Para ilustrar essa dinâmica do recalque, Freud dá o exemplo de uma pessoa assistindo a alguma conferência num auditório, tumultuando tudo, ao invés de ficar em silêncio. Se essa pessoa é convidada a se retirar por seguranças, para restabelecer a paz no recinto, ela, mesmo do lado de fora, pode ficar socando as portas. O que invade o auditório já não é mais a presença da pessoa, mas o som produzido pelas pancadas e pelos gritos de revolta da pessoa no lado de fora. O auditório está para a consciência, assim como a pessoa que foi expulsa, gritando e batendo do lado de fora, está para o retorno do recalcado.

É nesse sentido que o retorno do recalcado, o discurso do Outro, que é o inconsciente, impõe à consciência medidas urgentes de defesa contra o que ela não é capaz de assimilar. A consciência interpreta o material recalcado como oriundo de eventos traumáticos, associando-o a impulsos hostis e indesejáveis. É por isso que Freud compreende que quanto mais um desejo familiar retorna do inconsciente, mais o ego fica estranhamente inquieto. Porém, é justamente essa estranheza que retorna do inconsciente, o que há de mais familiar para um sujeito.

É nesse ponto que a função do “sintoma” é convocada para suprir as necessidades de um ego fragilizado. Quanto mais o recalque pressiona para voltar, mais o ego regride às origens dos primeiros eventos traumáticos responsáveis pelo recalque, que são principalmente originados na infância do sujeito - fase na qual as instâncias psíquicas vão se constituindo intimamente.

Freud diz que o ego é o maior dos sintomas, pois ele tenta bloquear esses impulsos do inconsciente. Só que o sintoma é uma espécie de calosidade feita pelo excesso do recalque que é derramado no ponto em que a defesa falha. Ao mesmo tempo em que o sintoma tenta conter o recalque, para não invadir a consciência, o sintoma é feito pela própria matéria-prima do recalcado.

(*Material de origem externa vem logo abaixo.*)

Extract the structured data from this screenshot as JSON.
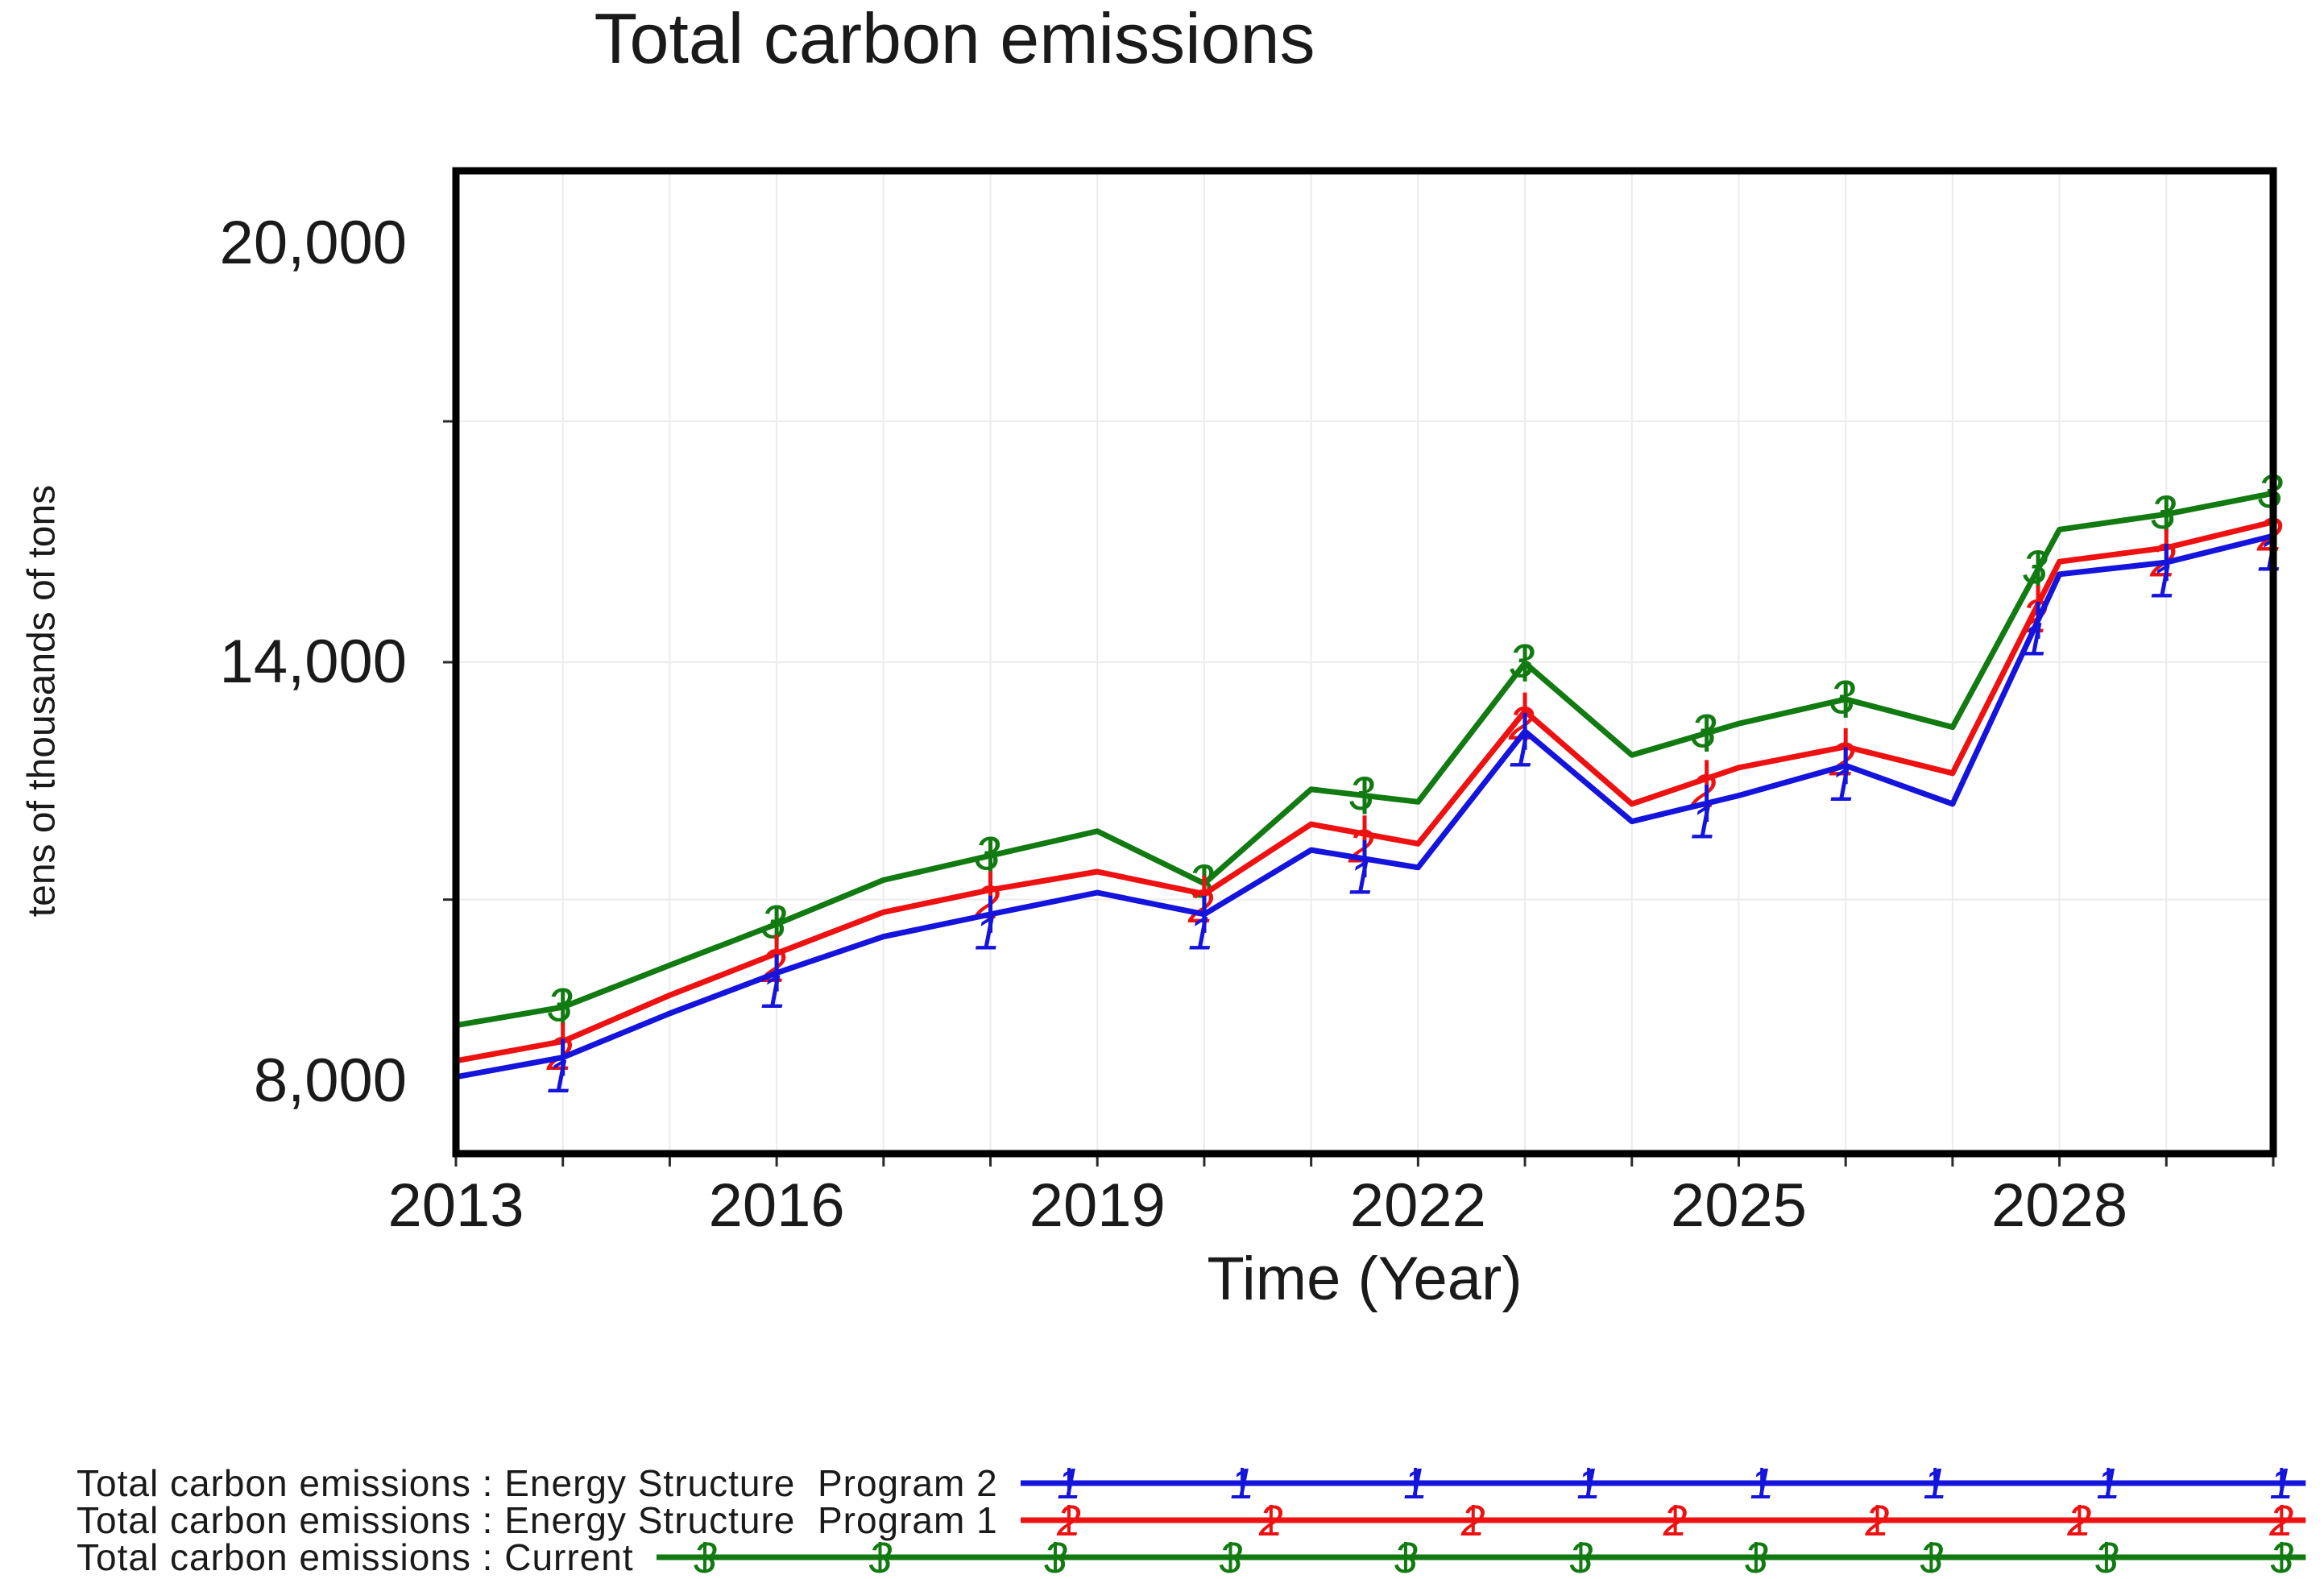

O conceito de sintoma em psicanálise nada tem a ver com o que a medicina entende por sintoma. Em psicanálise, o sintoma é um mal necessário, pois organiza a realidade do sujeito em sua vida pessoal e social. O sintoma obsessivo-compulsivo, por exemplo, como aquele de sempre voltar ao mesmo lugar para verificar algo, ou lavar as mãos diversas vezes, ou mesmo girar a maçaneta e a chave de uma porta repetidamente, causa um grande incômodo para o sujeito, mas é exatamente isso que evita que esse sujeito entre em contato direto com o seu desejo inconsciente - associado a um impulso hostil, a um evento traumático que acaba se mantendo afastado da memória afetiva do sujeito. É quando esse sintoma desconfortável começa a falhar que o sujeito se sente exposto às suas verdades inconscientes que o determinam, mas sobre as quais ele nada quer saber.

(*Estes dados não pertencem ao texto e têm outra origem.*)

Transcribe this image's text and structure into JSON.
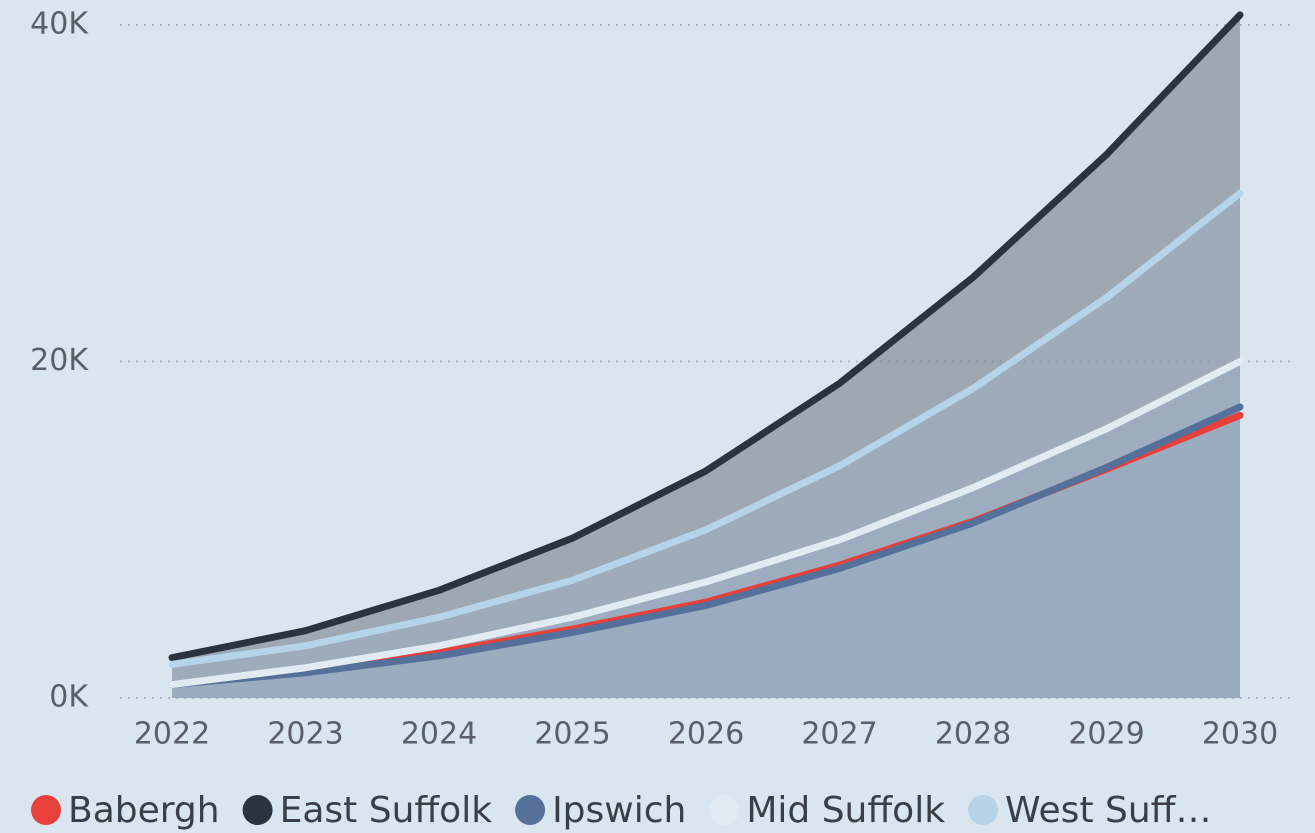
{
  "chart_data": {
    "type": "area",
    "categories": [
      "2022",
      "2023",
      "2024",
      "2025",
      "2026",
      "2027",
      "2028",
      "2029",
      "2030"
    ],
    "series": [
      {
        "name": "Babergh",
        "color": "#e8403a",
        "values": [
          800,
          1600,
          2700,
          4100,
          5700,
          7900,
          10500,
          13600,
          16800
        ]
      },
      {
        "name": "East Suffolk",
        "color": "#2b3340",
        "values": [
          2400,
          4000,
          6400,
          9500,
          13500,
          18700,
          25000,
          32300,
          40600
        ]
      },
      {
        "name": "Ipswich",
        "color": "#55709a",
        "values": [
          800,
          1500,
          2500,
          3900,
          5500,
          7700,
          10400,
          13700,
          17300
        ]
      },
      {
        "name": "Mid Suffolk",
        "color": "#e3ebf2",
        "values": [
          800,
          1800,
          3100,
          4800,
          6900,
          9400,
          12500,
          16000,
          20000
        ]
      },
      {
        "name": "West Suff…",
        "color": "#b5d4ea",
        "values": [
          2000,
          3100,
          4800,
          7000,
          10000,
          13800,
          18400,
          23800,
          30000
        ]
      }
    ],
    "ylim": [
      0,
      40000
    ],
    "yticks": [
      {
        "value": 0,
        "label": "0K"
      },
      {
        "value": 20000,
        "label": "20K"
      },
      {
        "value": 40000,
        "label": "40K"
      }
    ],
    "grid": true
  }
}
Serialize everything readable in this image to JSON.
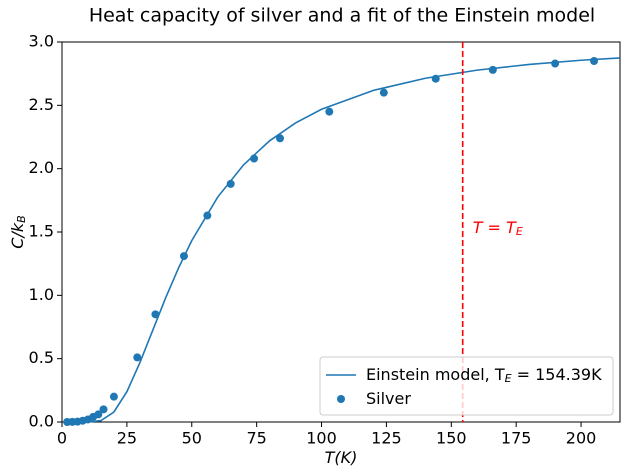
{
  "chart_data": {
    "type": "scatter-line",
    "title": "Heat capacity of silver and a fit of the Einstein model",
    "xlabel": {
      "text": "T(K)"
    },
    "ylabel": {
      "text": "C/k",
      "sub": "B"
    },
    "xlim": [
      0,
      215
    ],
    "ylim": [
      0,
      3
    ],
    "xticks": [
      0,
      25,
      50,
      75,
      100,
      125,
      150,
      175,
      200
    ],
    "yticks": [
      {
        "value": 0,
        "label": "0.0"
      },
      0.5,
      {
        "value": 1,
        "label": "1.0"
      },
      1.5,
      {
        "value": 2,
        "label": "2.0"
      },
      2.5,
      {
        "value": 3,
        "label": "3.0"
      }
    ],
    "legend": "lower right",
    "series": [
      {
        "kind": "line",
        "color": "#1f77b4",
        "name": {
          "text": "Einstein model, T",
          "sub": "E",
          "tail": " = 154.39K"
        },
        "x": [
          2,
          5,
          10,
          15,
          20,
          25,
          30,
          35,
          40,
          45,
          50,
          60,
          70,
          80,
          90,
          100,
          120,
          140,
          160,
          180,
          200,
          215
        ],
        "values": [
          0,
          0,
          0.0001,
          0.011,
          0.079,
          0.239,
          0.468,
          0.726,
          0.983,
          1.22,
          1.432,
          1.776,
          2.031,
          2.22,
          2.361,
          2.469,
          2.618,
          2.714,
          2.778,
          2.823,
          2.856,
          2.874
        ]
      },
      {
        "kind": "scatter",
        "color": "#1f77b4",
        "name": {
          "text": "Silver"
        },
        "x": [
          2,
          4,
          6,
          8,
          10,
          12,
          14,
          16,
          20,
          29,
          36,
          47,
          56,
          65,
          74,
          84,
          103,
          124,
          144,
          166,
          190,
          205
        ],
        "values": [
          0,
          0.001,
          0.003,
          0.01,
          0.02,
          0.04,
          0.06,
          0.1,
          0.2,
          0.51,
          0.85,
          1.31,
          1.63,
          1.88,
          2.08,
          2.24,
          2.45,
          2.6,
          2.71,
          2.78,
          2.83,
          2.85
        ]
      }
    ],
    "vline": {
      "x": 154.39,
      "color": "red",
      "label": {
        "text": "T = T",
        "sub": "E"
      }
    }
  }
}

O inconsciente não é uma continuidade em relação à consciência. Não tem ligação com aquilo que alguns chamam de “subconsciente”, que está abaixo da consciência. Para a psicanálise, o inconsciente é uma instância psíquica individual, que tem suas leis e sua própria lógica.

Para concluir, o esquecimento em psicanálise nunca é por acaso. O esquecimento, conhecido como “recalque”, quando não é por lesão orgânica, está associado ao retorno dos impulsos inconscientes que insistem na livre expressão, rejeitada pela consciência. Num tratamento psicanalítico, o conteúdo inconsciente vai gradativamente ganhando espaço, sendo assimilado e reconhecido até chegar à elaboração psíquica com os recursos simbólicos do paciente. Em alguns casos, o material recalcado que não ganha expressão, também pode ser convertido no aspecto de lesões corporais, tendo como causa a atividade do psiquismo. Afinal, o inconsciente busca expressão. Caso os conteúdos recalcados não sejam realizados simbolicamente, na expressão da fala do sujeito, ele retorna no corpo, ganhando expressão orgânica.


ARTIGO ESCRITO por ALEX AZEVEDO DIAS.

7 comentários:

Vitor disse...

Ei, Alex, acho que o blogger está te sabotando, pois mandou umas mensagens de erro para o link de comentários. Enfim.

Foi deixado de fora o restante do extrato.